Karim* has drawn a small orange house with apple-green trees in the background. “There are no plants here in the camp. Just mud.” It’s hard to imagine that the denuded hills of the Cox’s Bazar Bangladeshi camp were once covered with forests before being replaced with homes for the thousands of Rohingya refugees fleeing attacks in Myanmar. “At home, we had a house with trees,” explains the 11-year-old boy.
Sheltered and protected in one of the Terre des hommes children’s spaces in Cox’s Bazar, the boy relives in his imagination the trees that he misses so dearly. It is a way of pushing aside other memories, such as the images of terror the child brought with him on his journey. “At first, I was always terrified that the people who hurt us in Myanmar would come and find us.” His mother watches him in silence and then adds, “When we arrived at the camp, Karim was very stressed and ill. He’s better now that he can take part in Terre des hommes’ activities. It’s also reassuring for me to know that there’s a safe place where he’s cared for; the camp can be a dangerous place for children.” The family lost almost everything when they escaped a few months ago. “Even the two chickens we managed to bring with us died along the way," she tells us. However, for her, the greatest loss is still her children’s education.
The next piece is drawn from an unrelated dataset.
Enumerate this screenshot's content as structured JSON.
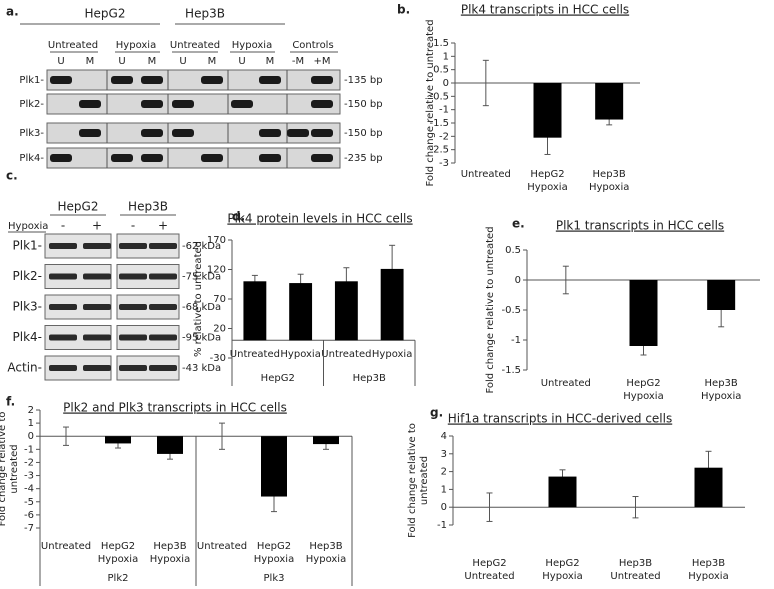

“Karim has regained his curiosity.”
Rohingya people cannot attend Myanmar’s state schools but Karim's family managed to afford to enrol him in a private school. “Karim was very hard-working, and his results were good, but there’s no school for the refugees here.” He makes up for this by joining in on activities at the children's centre. “He’s regained his curiosity. He loves telling his little brother and sister about what he’s learnt, and he adores reading.” Karim has gradually overcome his traumatic experiences; he’s also found a space where, once again, he can dream: “When I grow up, I’d like to be a doctor and an engineer. Yes, both. Why not a teacher too!”
Our six children's spaces provide activities for 1500 children per day in Kutupalong camp in Bangladesh. 1200 adult and adolescent volunteers from the Rohingya community are trained in child protection best practice.
*The name has been changed to protect their privacy.